If a joint tenant or tenant by the entirety dies and leaves a surviving joint tenant or tenant by the entirety, but no death of record relating to the decedent has been filed in the registry of deeds or probate, assessors have three options. They may: (1) continue to assess the deceased joint tenant or tenant by the entirety because there has been no “death of record,” (2) may assess only the surviving joint tenant or tenant by the entirety as a co-owner of record of the property or (3) may assess both the deceased joint tenant or tenant by the entirety and the surviving joint tenant or tenant by the entirety as they are both owners of record of the property. Once there is a “death of record” of a joint tenant or a tenant by entirety, however, an assessment to only the deceased joint tenant or tenant by the entirety is no longer valid.
Example: Ann and Dan are record owners of Blackacre and hold title as joint tenants. The assessors may assess property taxes to either of the two co-owners or both. They may assess Ann alone or Dan alone or both Ann and Dan. Ann dies and her interest passes automatically by operation of law to Dan, the surviving joint tenant. But there is no death certificate recorded in the registry of deeds or probate filing in the registry of probate regarding Ann’s death. Assessors may still assess Ann or Dan or both Ann and Dan because they are both still owners of record. If, however, a death certificate or probate filing regarding Ann’s death is filed in the registry of deeds or probate, then assessors may only assess to Dan. An assessment to Ann alone will no longer be valid because Ann is no longer a record owner of the property because of her “death of record.”

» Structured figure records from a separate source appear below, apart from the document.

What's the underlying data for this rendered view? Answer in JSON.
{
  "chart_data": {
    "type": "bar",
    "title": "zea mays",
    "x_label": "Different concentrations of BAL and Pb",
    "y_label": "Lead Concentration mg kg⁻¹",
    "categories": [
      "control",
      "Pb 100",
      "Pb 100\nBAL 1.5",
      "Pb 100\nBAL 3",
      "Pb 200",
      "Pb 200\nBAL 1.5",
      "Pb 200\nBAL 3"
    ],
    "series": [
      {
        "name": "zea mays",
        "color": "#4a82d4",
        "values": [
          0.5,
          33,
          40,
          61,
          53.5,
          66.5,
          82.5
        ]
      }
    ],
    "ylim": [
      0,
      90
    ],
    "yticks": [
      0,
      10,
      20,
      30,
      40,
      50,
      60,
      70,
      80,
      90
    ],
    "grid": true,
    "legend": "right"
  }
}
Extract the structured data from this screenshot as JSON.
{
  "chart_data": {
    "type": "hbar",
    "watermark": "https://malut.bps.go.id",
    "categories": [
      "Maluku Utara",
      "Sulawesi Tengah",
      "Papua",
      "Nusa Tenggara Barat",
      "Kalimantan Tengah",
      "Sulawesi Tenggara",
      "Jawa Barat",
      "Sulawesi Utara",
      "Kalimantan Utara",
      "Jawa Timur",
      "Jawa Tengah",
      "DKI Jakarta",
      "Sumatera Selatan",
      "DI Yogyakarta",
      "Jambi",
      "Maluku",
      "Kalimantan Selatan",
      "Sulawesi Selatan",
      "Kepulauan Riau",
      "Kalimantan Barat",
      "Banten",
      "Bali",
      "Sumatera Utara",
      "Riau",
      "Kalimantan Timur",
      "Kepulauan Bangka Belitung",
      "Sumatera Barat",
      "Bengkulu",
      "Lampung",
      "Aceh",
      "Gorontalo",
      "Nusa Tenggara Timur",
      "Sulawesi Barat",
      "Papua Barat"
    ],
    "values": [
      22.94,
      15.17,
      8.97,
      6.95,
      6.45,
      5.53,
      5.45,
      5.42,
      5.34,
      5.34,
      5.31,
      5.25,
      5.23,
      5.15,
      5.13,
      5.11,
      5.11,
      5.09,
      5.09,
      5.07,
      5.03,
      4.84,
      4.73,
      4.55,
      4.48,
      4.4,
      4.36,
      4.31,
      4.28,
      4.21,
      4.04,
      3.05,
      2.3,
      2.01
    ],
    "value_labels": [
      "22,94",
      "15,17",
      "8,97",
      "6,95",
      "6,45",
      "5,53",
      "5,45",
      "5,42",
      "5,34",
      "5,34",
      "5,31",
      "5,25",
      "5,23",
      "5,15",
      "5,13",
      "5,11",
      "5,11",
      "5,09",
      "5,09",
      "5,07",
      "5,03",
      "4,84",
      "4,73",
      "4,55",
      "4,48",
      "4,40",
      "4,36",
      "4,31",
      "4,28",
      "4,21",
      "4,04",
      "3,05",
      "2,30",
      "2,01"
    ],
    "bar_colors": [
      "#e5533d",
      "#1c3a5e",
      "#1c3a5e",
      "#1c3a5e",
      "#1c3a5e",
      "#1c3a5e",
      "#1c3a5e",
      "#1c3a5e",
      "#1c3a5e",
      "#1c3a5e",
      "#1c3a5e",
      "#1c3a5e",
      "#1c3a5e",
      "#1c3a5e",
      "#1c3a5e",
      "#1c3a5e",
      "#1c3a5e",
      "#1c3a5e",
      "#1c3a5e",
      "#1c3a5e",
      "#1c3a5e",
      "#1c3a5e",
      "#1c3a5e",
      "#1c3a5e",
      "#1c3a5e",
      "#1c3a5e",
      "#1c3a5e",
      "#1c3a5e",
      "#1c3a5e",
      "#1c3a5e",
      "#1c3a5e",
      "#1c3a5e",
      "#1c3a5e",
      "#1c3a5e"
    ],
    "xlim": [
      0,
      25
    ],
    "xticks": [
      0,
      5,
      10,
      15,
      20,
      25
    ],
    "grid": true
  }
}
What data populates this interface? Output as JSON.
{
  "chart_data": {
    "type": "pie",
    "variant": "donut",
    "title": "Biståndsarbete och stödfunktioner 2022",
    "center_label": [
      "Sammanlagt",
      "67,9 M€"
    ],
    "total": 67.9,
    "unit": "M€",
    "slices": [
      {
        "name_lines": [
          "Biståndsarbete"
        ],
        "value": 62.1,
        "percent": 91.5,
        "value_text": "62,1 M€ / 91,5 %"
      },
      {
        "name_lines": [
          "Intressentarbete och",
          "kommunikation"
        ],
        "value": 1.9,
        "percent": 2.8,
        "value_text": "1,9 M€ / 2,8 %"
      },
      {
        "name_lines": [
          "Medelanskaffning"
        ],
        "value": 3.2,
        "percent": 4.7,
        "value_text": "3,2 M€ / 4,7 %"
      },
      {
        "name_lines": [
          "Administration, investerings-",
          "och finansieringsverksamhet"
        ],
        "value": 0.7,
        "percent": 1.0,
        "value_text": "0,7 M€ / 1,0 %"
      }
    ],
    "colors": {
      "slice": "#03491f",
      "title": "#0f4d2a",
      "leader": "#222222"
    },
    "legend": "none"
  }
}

A life tenant holds present possessory interest in the property for his lifetime and is assessed owner for property tax purposes. The remainderman holds a future, remainder interest and the right to possession is delayed until the death of the life tenant.
On a death of the life tenant, the remainder interest, automatically by operation of law, becomes a present possessory interest and the remainderman becomes the actual owner of the property. Upon the recording of the death certificate of the life tenant in the registry of deeds or a probate filing in the probate court, the remainderman becomes the record owner for property tax assessment purposes.
Example: In 2015, Ann gave a deed to Barbara of Greenacre, reserving a life estate to herself (Ann). Ann is the life tenant and Barbara is the remainderman. Ann dies and her death certificate is recorded at the registry of deeds. Ann is no longer the record owner of the property, Barbara is. Property taxes are now assessed to Barbara.